Deep down, though, that question strikes a chord. It’s a reminder of the goal I wrote down – I want to be the best ten in the world. But I have another goal. Never to be anything less than humble and modest. I make sure I pay due respect to all other players and I’d never dream of talking about myself as the best. But actually, this subject comes like music to my ears. It’s like a drug and I can’t quite resist it. I want to be the best. It really does matter to me that people think I might be.

By the time the Australia game comes round, this is just one of the thoughts that has worked its way deep into my head. Sitting in the changing room, preparing for the match, the pressure I feel is almost unbearable. If you offered me an opt-out now, the chance to run away, I’d seriously consider it.

I make myself a promise.

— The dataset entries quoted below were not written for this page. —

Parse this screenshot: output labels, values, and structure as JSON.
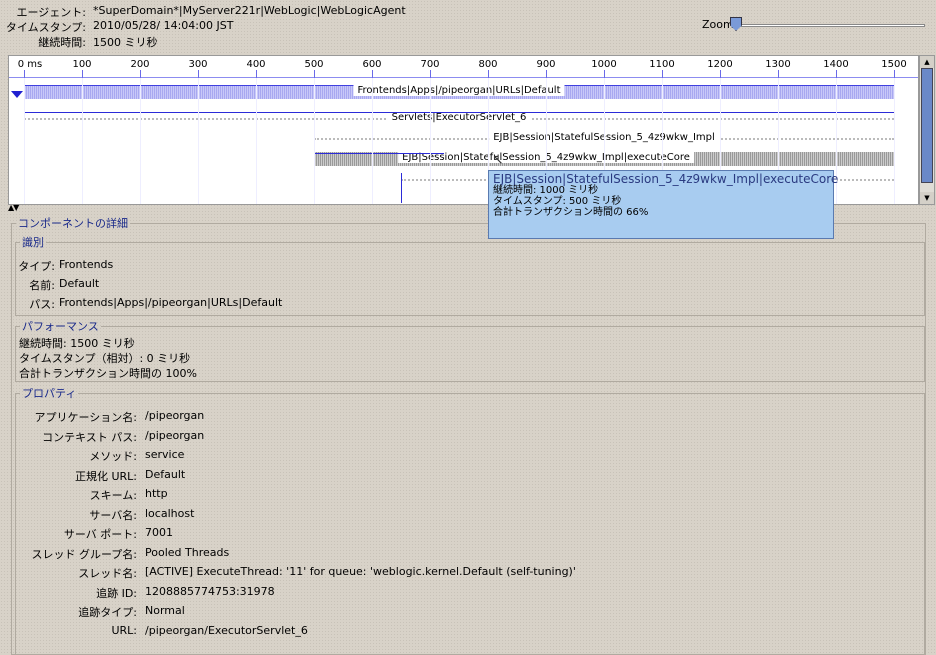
{
  "header": {
    "agent_label": "エージェント:",
    "agent": "*SuperDomain*|MyServer221r|WebLogic|WebLogicAgent",
    "timestamp_label": "タイムスタンプ:",
    "timestamp": "2010/05/28/ 14:04:00 JST",
    "duration_label": "継続時間:",
    "duration": "1500 ミリ秒",
    "zoom_label": "Zoom",
    "zoom_value": 0
  },
  "timeline": {
    "ticks": [
      "0 ms",
      "100",
      "200",
      "300",
      "400",
      "500",
      "600",
      "700",
      "800",
      "900",
      "1000",
      "1100",
      "1200",
      "1300",
      "1400",
      "1500"
    ],
    "rows": [
      {
        "label": "Frontends|Apps|/pipeorgan|URLs|Default",
        "start": 0,
        "duration": 1500
      },
      {
        "label": "Servlets|ExecutorServlet_6",
        "start": 0,
        "duration": 1500
      },
      {
        "label": "EJB|Session|StatefulSession_5_4z9wkw_Impl",
        "start": 500,
        "duration": 1000
      },
      {
        "label": "EJB|Session|StatefulSession_5_4z9wkw_Impl|executeCore",
        "start": 500,
        "duration": 1000
      },
      {
        "label": "EJB|Session|StatefulSession_5_4z9wkw_Impl",
        "start": 650,
        "duration": 850
      }
    ]
  },
  "tooltip": {
    "title": "EJB|Session|StatefulSession_5_4z9wkw_Impl|executeCore",
    "line1": "継続時間: 1000 ミリ秒",
    "line2": "タイムスタンプ: 500 ミリ秒",
    "line3": "合計トランザクション時間の 66%"
  },
  "details": {
    "title": "コンポーネントの詳細",
    "identity": {
      "title": "識別",
      "type_label": "タイプ:",
      "type": "Frontends",
      "name_label": "名前:",
      "name": "Default",
      "path_label": "パス:",
      "path": "Frontends|Apps|/pipeorgan|URLs|Default"
    },
    "performance": {
      "title": "パフォーマンス",
      "line1": "継続時間: 1500 ミリ秒",
      "line2": "タイムスタンプ（相対）: 0 ミリ秒",
      "line3": "合計トランザクション時間の 100%"
    },
    "properties": {
      "title": "プロパティ",
      "items": [
        {
          "label": "アプリケーション名:",
          "value": "/pipeorgan"
        },
        {
          "label": "コンテキスト パス:",
          "value": "/pipeorgan"
        },
        {
          "label": "メソッド:",
          "value": "service"
        },
        {
          "label": "正規化 URL:",
          "value": "Default"
        },
        {
          "label": "スキーム:",
          "value": "http"
        },
        {
          "label": "サーバ名:",
          "value": "localhost"
        },
        {
          "label": "サーバ ポート:",
          "value": "7001"
        },
        {
          "label": "スレッド グループ名:",
          "value": "Pooled Threads"
        },
        {
          "label": "スレッド名:",
          "value": "[ACTIVE] ExecuteThread: '11' for queue: 'weblogic.kernel.Default (self-tuning)'"
        },
        {
          "label": "追跡 ID:",
          "value": "1208885774753:31978"
        },
        {
          "label": "追跡タイプ:",
          "value": "Normal"
        },
        {
          "label": "URL:",
          "value": "/pipeorgan/ExecutorServlet_6"
        }
      ]
    }
  }
}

If I get through this game all right, I’m going to ask for two weeks off after it.

We beat Australia 21–15, I kick all 21 points, five penalties and two drop goals, and I feel good. Not good as in elated, but good as in pleased to have come through the challenge and survived the pressure. And I don’t ask for two weeks’ holiday.

A fortnight later, we have the Springboks and I am exactly the same, feeling the anxiety and strain rising as the game approaches.

On Friday night, I try to relax by watching TV, but I don’t really watch. I spend the entire programme asking myself how much time is left? And am I enjoying this? Am I relaxing? I count the minutes down until it’s time to go to bed.

When I go to bed, I read through the notes I’ve made during the week and then I listen to the CD that Dave has made for me. It’s a mental rehearsal
CD with Dave narrating over the noise of a real game. He talks me through tackles and passes, kicks and decisions, using the language I need to hear to visualise my performance. They’ve moved the ball, your man has the ball, you focus on his thighs and you go forward and hit, driving your shoulder into his legs, wrapping your arms tightly, you make the tackle, it’s a strong tackle … And so on. I listen but I’m still not relaxing.

In the morning, I have my usual breakfast of muesli and an egg-white omelette filled with ham and peppers, and afterwards it’s kicking practice with Dave. Then, after a brief team meeting, I have an hour or so in my room to get changed, sit there and mull over it all.